UPDATE 10:15 the 4th of April
On the 10th of April, at the earliest, CBS will be more or less abandoned.
The Danish Agency for Modernization has issued a lockout for the majority of CBS’ employees. This simply means that everyone who is subject to the lockout will not be allowed to go to work or do anything work related. The reason being is that, technically, those persons are not employed while the lockout lasts.
“If a lockout takes effect, you are actually supposed to hand in your keys, your computer, your phone – anything work related, as you are no longer employed. But it would be too much of an administrative hassle to enforce this, and that’s why CBS does not demand you to hand in all these things. That being said, you are not allowed to use any equipment that belongs to CBS during a lockout,” says Anders Lauesen, Head of HR at CBS.
Explaining why some Danish teachers are not allowed to go to work can be a little difficult to explain to, for instance, the Chinese authoritiesAnders Lauesen, Head of HR
Since not everyone at CBS is subject to the lockout, HR at CBS has, on Thursday evening, sent out an email asking whether the employees are unionized and whether their union is subject to the lockout. This is something that HR is not normally allowed to ask about.
“This is a lot of work because we have to identify the people who are not unionized, and thereby not subject to the lockout, as they can still go to work as they would normally and get paid as usual. But that is a lot of work because normally we are not allowed to ask whether people are unionized or not,” he says and adds that the retrieved information is not going to be added to the employees’ staff file for future reference.
What happens if you are not unionized, but do not answer the mail before the 20th of March at 16:00?
“Well, then we stop paying you from the day the lockout begins. It’s as simple as that. However, if it is a mistake, and you can prove that you are not subject to the lockout, then you’ll get paid,” he says.
However, the lockout will not only affect those who are staying within Denmark’s borders. It is more far-reaching than that.
How do you explain a lockout to the Chinese authorities?
Employees who are unionized and working outside of Denmark, will also be affected by the lockout. But being outside of Denmark can cause other kinds of problems as well.
“Technically, you need to leave the country and go home to Denmark, as a stay abroad is considered an official journey. But going home is not necessarily that easy if you have rented a house or an apartment, and maybe even have your family with you. So, we hope that we don’t have to ask people to come back to Denmark. And we won’t unless we are given orders to do so from the ministry,” he says and continues:
“But explaining why some Danish teachers are not allowed to go to work can be a little difficult to explain to, for instance, the Chinese authorities.”
At the moment, HR is working on collecting as much information as possible about the consequences for employees abroad.
We are worried about the possible consequences of a lockout for our students, and we fear that it can affect the intake for future programsPoul Hedegaard, MBA Director
And then there is the non-EU citizens in Denmark.

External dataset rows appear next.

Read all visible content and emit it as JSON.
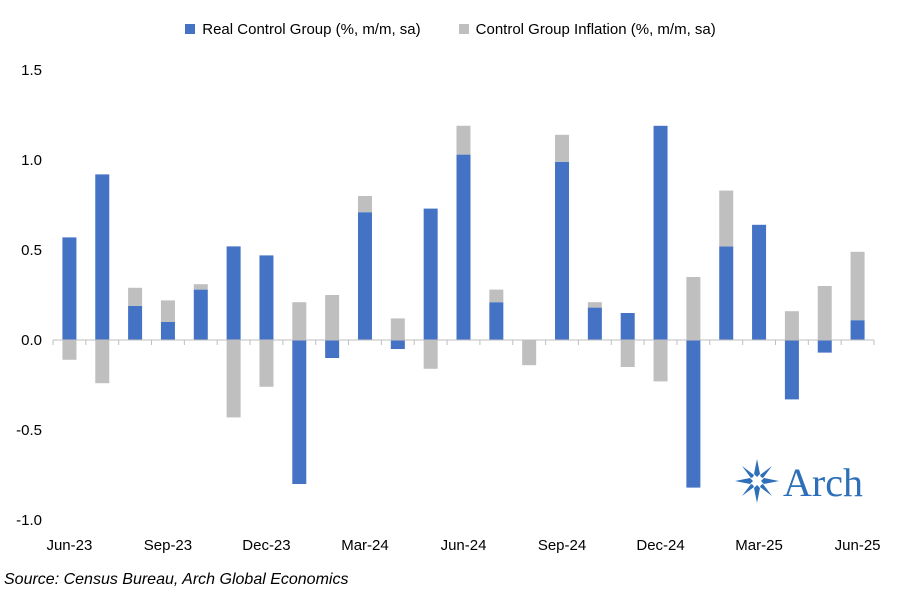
{
  "chart_data": {
    "type": "bar",
    "stacked": true,
    "categories": [
      "Jun-23",
      "Jul-23",
      "Aug-23",
      "Sep-23",
      "Oct-23",
      "Nov-23",
      "Dec-23",
      "Jan-24",
      "Feb-24",
      "Mar-24",
      "Apr-24",
      "May-24",
      "Jun-24",
      "Jul-24",
      "Aug-24",
      "Sep-24",
      "Oct-24",
      "Nov-24",
      "Dec-24",
      "Jan-25",
      "Feb-25",
      "Mar-25",
      "Apr-25",
      "May-25",
      "Jun-25"
    ],
    "x_tick_labels": [
      "Jun-23",
      "Sep-23",
      "Dec-23",
      "Mar-24",
      "Jun-24",
      "Sep-24",
      "Dec-24",
      "Mar-25",
      "Jun-25"
    ],
    "series": [
      {
        "name": "Real Control Group (%, m/m, sa)",
        "color": "#4472c4",
        "values": [
          0.57,
          0.92,
          0.19,
          0.1,
          0.28,
          0.52,
          0.47,
          -0.8,
          -0.1,
          0.71,
          -0.05,
          0.73,
          1.03,
          0.21,
          0.0,
          0.99,
          0.18,
          0.15,
          1.19,
          -0.82,
          0.52,
          0.64,
          -0.33,
          -0.07,
          0.11
        ]
      },
      {
        "name": "Control Group Inflation (%, m/m, sa)",
        "color": "#bfbfbf",
        "values": [
          -0.11,
          -0.24,
          0.1,
          0.12,
          0.03,
          -0.43,
          -0.26,
          0.21,
          0.25,
          0.09,
          0.12,
          -0.16,
          0.16,
          0.07,
          -0.14,
          0.15,
          0.03,
          -0.15,
          -0.23,
          0.35,
          0.31,
          0.0,
          0.16,
          0.3,
          0.38
        ]
      }
    ],
    "ylim": [
      -1.0,
      1.5
    ],
    "y_ticks": [
      "1.5",
      "1.0",
      "0.5",
      "0.0",
      "-0.5",
      "-1.0"
    ],
    "legend_position": "top-center",
    "grid": false
  },
  "source_text": "Source: Census Bureau, Arch Global Economics",
  "logo": {
    "text": "Arch",
    "color": "#2d6fb8"
  }
}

What about them?
In the FAQ-sheet that HR has made, it states that “the residence and working permit of a non-EU citizen granted on the basis of your employment at CBS will not be revoked.”
However, it is not possible to apply for extensions during the lockout. If your residence and work permit expires during the possible lockout period, you must submit your application for extension before the lockout comes into effect.
“Failing this, you are at risk of being an illegal resident in Denmark,” the FAQ sheet states. ¨
A bombardment of questions
At CBS, you have several students who have paid for their studies. This includes all of the students doing the MBA programs.
Poul Hedegaard, the Director of the MBA Program, says that they do not have a full overview of the possible consequences, but they are looking into ways where they can try to secure the teaching.
“We have, at the MBA, mapped all of our activities and worked on establishing an ‘emergency plan’ so that we can help our students as best as we can. As it is right now, I can’t say much about it, other than we are worried about the possible consequences of a lockout for our students, and we fear that it can affect the intake for future programs,” he says.
When HR, on Wednesday the 21st of March, has got an overview over who is going to be subject to a lockout or not, they will have a better idea about who can still work or not.
But until then there are a million questions waiting to get answered by the authoritites, explains Anders Lauesen.
”When the lockout was issued, the autorities haven’t thought about the fact that the universities are a part of this. The authortities, the Agency for Higher Education and the Agency for Modernisation, cover 41,000 employees, and they have bombarded the authorities with questions such as; what do I do with SU if I’m on the third year of my PhD and can’t hand in my project? Those are questions they need to give some sort of answer to,” he says.